Picture perfect?


Editorial August 06, 2010

If it is true that a photograph speaks a thousand words, then it also obscures another thousand. Time magazine’s current issue features a striking cover image of an Afghan girl with her nose severed. The title that accompanies the photograph, ‘What happens if we leave Afghanistan?’, is superfluous; the image tells us everything we need to know about the magazine’s intentions and would make some wonder whether its editorial policy is an extension of US foreign policy. At a time when a many Americans feel that the Afghan war is going badly, a perception that was reinforced by the Wikileaks documents, the magazine is using the power of photography to change public opinion. While it has every right to use its platform to advance US war aims in Afghanistan, it is doing readers a great disservice by neglecting certain details that would contradict that narrative. The girl in the photograph, for instance, is a reminder of the Taliban’s brutality. This ignores the fact that the Karzai government and its US allies have not been stalwart upholders of women’s rights themselves (for instance, the country’s Supreme Court has, in the recent past, given several rulings that would be deemed as being as misogynistic as some of the edicts passed during Taliban rule).

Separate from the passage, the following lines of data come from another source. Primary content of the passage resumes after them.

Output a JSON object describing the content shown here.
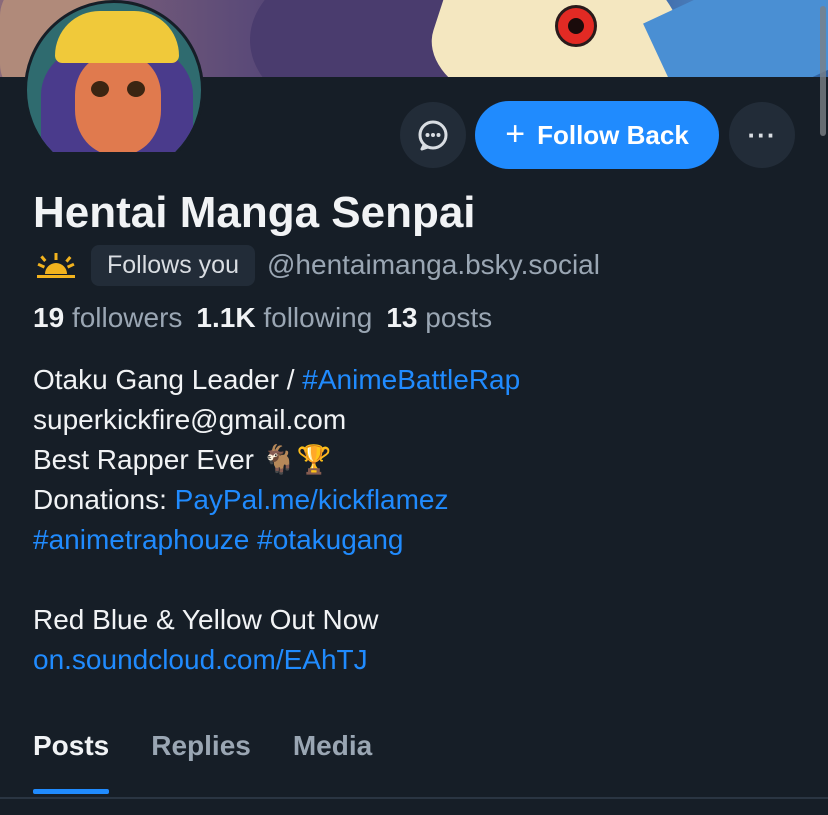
{
  "profile": {
    "display_name": "Hentai Manga Senpai",
    "sun_icon": "sun-icon",
    "follows_you": "Follows you",
    "handle": "@hentaimanga.bsky.social"
  },
  "actions": {
    "message_icon": "message-icon",
    "follow_back_label": "Follow Back",
    "more_label": "···"
  },
  "stats": {
    "followers_count": "19",
    "followers_label": "followers",
    "following_count": "1.1K",
    "following_label": "following",
    "posts_count": "13",
    "posts_label": "posts"
  },
  "bio": {
    "line1_text": "Otaku Gang Leader / ",
    "line1_hashtag": "#AnimeBattleRap",
    "line2": "superkickfire@gmail.com",
    "line3": "Best Rapper Ever  🐐🏆",
    "line4_text": "Donations: ",
    "line4_link": "PayPal.me/kickflamez",
    "line5": " #animetraphouze #otakugang",
    "line7": "Red Blue & Yellow Out Now",
    "line8": "on.soundcloud.com/EAhTJ"
  },
  "tabs": [
    {
      "label": "Posts",
      "active": true
    },
    {
      "label": "Replies",
      "active": false
    },
    {
      "label": "Media",
      "active": false
    }
  ],
  "colors": {
    "accent": "#208bfe",
    "background": "#161e27",
    "muted": "#9aa6b3"
  }
}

The photograph makes the assumption that the Taliban will immediately take over if the US withdraws from Afghanistan when, in fact, continued US presence in the country is making that outcome all the more likely. Worst of all, the photograph retroactively changes the history of the Afghan war by making it seem as if the US-led invasion and occupation was undertaken to ameliorate the plight of women. Now that the original mission has failed, it seems that Time is trying to write its own version of history. Regrettably, it has followed a tradition of using Afghanistan’s women as a tool to argue in favour of military ventures.

Published in The Express Tribune, August 7th, 2010.